The COVID-19 pandemic tested their model but ultimately validated it. While many assumed remote work would reduce incidents, WorkShield saw the opposite. “People got really bold in their actions,” Jared notes. Virtual interactions emboldened bad behavior, and when people returned to offices, “they forgot how to act.”

Today, WorkShield protects over 160,000 employees across 300 companies, handling investigations 70-80% faster than the industry average. Their data has revealed surprising insights, like the fact that homogeneous departments (all-male or all-female) experience more issues than mixed-gender teams.

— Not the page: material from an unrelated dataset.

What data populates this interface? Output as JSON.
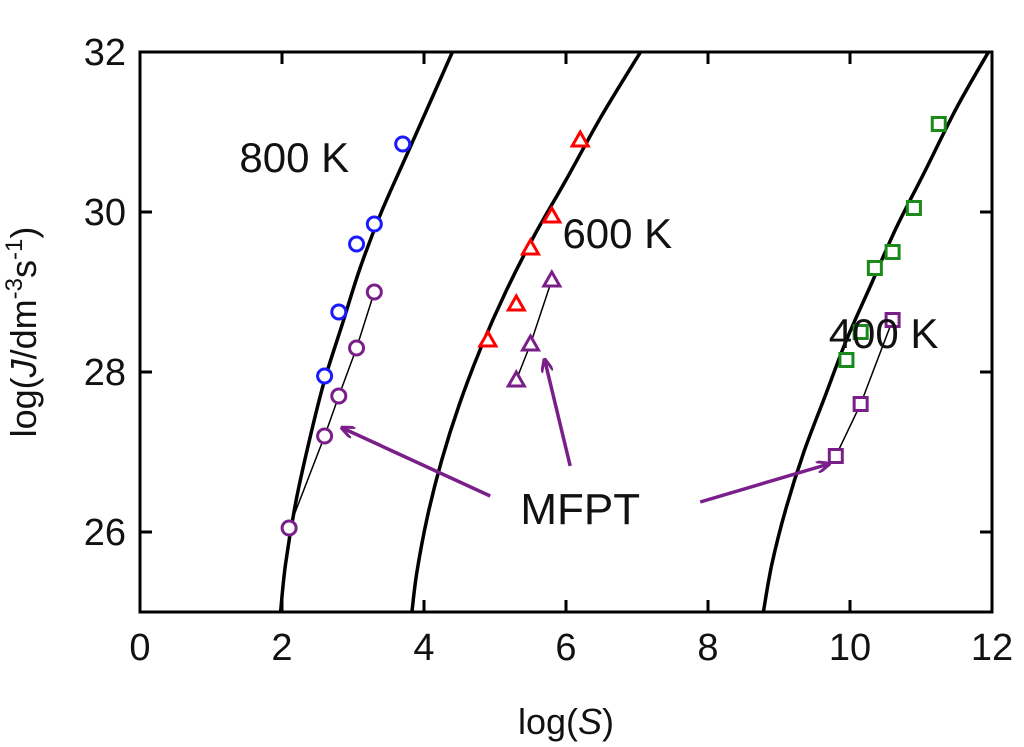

Looking ahead, WorkShield aims to become more than just a misconduct reporting platform. “We want to be the preeminent platform that employers can go to not only make sure their HR drama misconduct issues are handled, but they can handle all their other issues as well, their ethics, their fraud, the whistleblower,” Jared shares. They’re so confident in their process that they plan to guarantee their service by covering insurance deductibles for clients who face lawsuits.

This vision – of creating a comprehensive platform that protects both employees and companies while maintaining the human element – represents a bold bet on the future of workplace safety. As Jared puts it, “when you got to rely on human behavior, and human behavior always makes mistakes, I think we’re in a good business.”